No Brasil, 20 Estados já apresentaram seus pedidos junto ao Ministério da Economia, sendo que 17 já tiveram a carta-consulta aprovada, inclusive Mato Grosso.

Resultados do Profisco

O secretário destacou que graças a implantação do Profisco 1, o Estado melhorou a eficácia de arrecadação. “Inclusive neste momento de pandemia é bem baixa a reclamação dos municípios em relação ao sistema de arrecadação”.

A primeira fase custou US$ 15 milhões em investimentos.

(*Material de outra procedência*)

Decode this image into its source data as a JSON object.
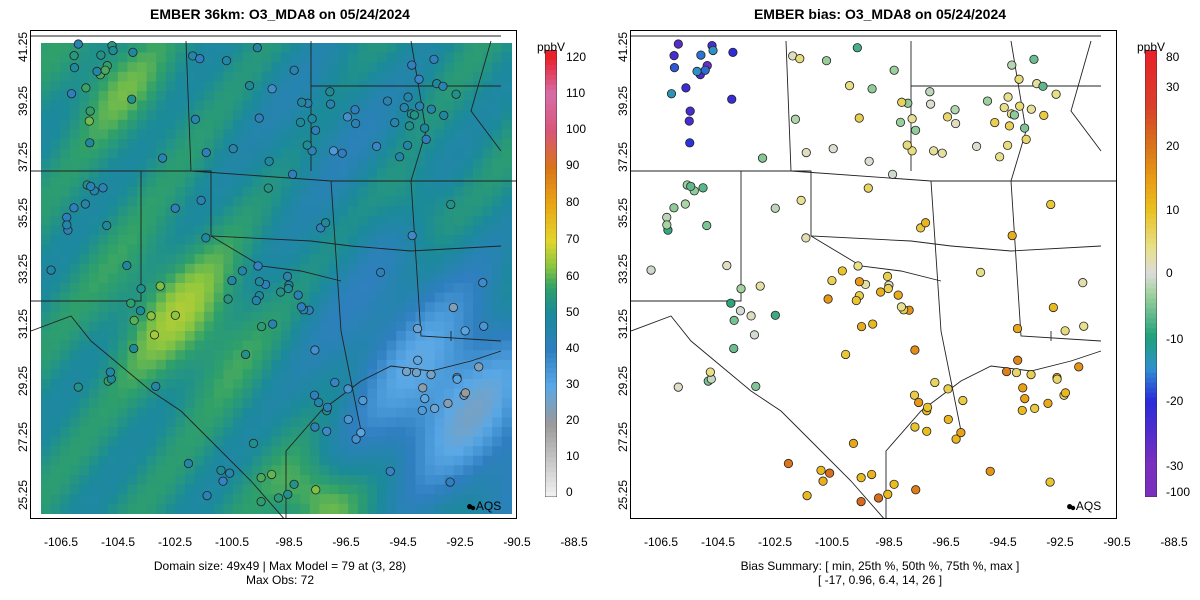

A diferença da primeira fase é que ela era voltada para a questão tributária, enquanto que a nova fase do projeto deverá ser fiscal – o que vai auxiliar o Estado no combate à sonegação fiscal, desvio de dinheiro público e o aperfeiçoamento na aplicação dos recursos aplicados pelo poder público, conforme explicou o secretário.

Onde o dinheiro será gasto?

Gallo explica que os US$ 56 milhões – equivalente a pouco mais de R$ 315 milhões – serão aplicados em 5 eixos: capacitações, consultoria, bens, outros serviços – que não consultoria, obras.

“Nenhum Estado abre mão de fazer uma captação de uma linha de crédito como essa do BID, com recursos subsidiados, 5 anos de carência, e 360 meses para pagar, com assistência técnica com os melhores profissionais em gestão fiscal das Américas. Além de um encargo financeiro de 3,25% ao ano, estamos falando de 0,2% ao mês de juros”, enfatiza o titular da Sefaz.

O BID pagará os US$ 56 milhões em 5 parcelas. Se for assinado em 2020, serão US$ 3,4 milhões neste ano, ainda no segundo semestre. Outras parcelas de US$ 15 milhões em 2021, 2022 e 2023, respectivamente, mais US$ 8,8 milhões em 2024.

O desembolso será na cotação do dólar do dia. Com isso, a perspectiva é que o Estado tenha acesso a mais dinheiro em reais. Por outro lado, Gallo defende que mesmo que o dólar esteja alto no período de pagamento da dívida, o risco estará diluído em 30 anos, não passando de US$ 3,5 milhões por ano.

“É um sistema de longo prazo, porque envolve desenvolvimento de tecnologias que vão revolucionar o serviço público de Mato Grosso nos próximos anos. Não há como deixarmos de entrar nesta janela digital, que é a realidade do mundo contemporâneo. Com essa pandemia, nunca ficou tão clara essa necessidade”, defende.

Impactos financeiros

A expectativa do governo é que, ao final da implantação do Profisco 2, exista um incremento na arrecadação de ICMS de R$ 50 milhões por ano, mais uma economia de R$ 20 milhões por ano nas despesas de custeio no Estado.

Com essa projeção, Gallo avalia que o Profisco se paga sozinho, já que, por ano, estima -se que o custo do financiamento será em torno de R$ 22 milhões para Mato Grosso, o que ainda resultaria em um ganho financeiro de R$ 47 milhões em razão dos benefícios do programa.

“Mas o maior ganho é a produtividade, tanto do setor público quanto do setor privado”, pontua Gallo.

Fases para aprovação do recurso

A primeira fase foi uma realização de um diagnóstico pelo BID. Em seguida foi aprovada a carta consulta pelo Ministério da Economia em setembro de 2019. Também já foram elaboradas notas técnicas da Sefaz, Seplag, CGE e PGE.

Em fevereiro de 2020, já foi realizada uma primeira missão de orientação com a equipe do BID em Mato Grosso.

Agora a autorização precisa ser aprovada pela ALMT, para em seguida irá percorrer o caminho burocrático em Brasília, tendo que receber parecer favorável da Secretaria do Tesouro Nacional, da Procuradoria Geral da Fazenda Nacional, em seguida precisa de um parecer da Presidência da República, que encaminhará a matéria ao Senado.

Depois de aprovado pelo Senado, o projeto mais uma vez precisa voltar para a PGFN, que verificará a legalidade da contratação. O último ato antes da assinatura do contrato é um despacho do Ministro da Fazenda.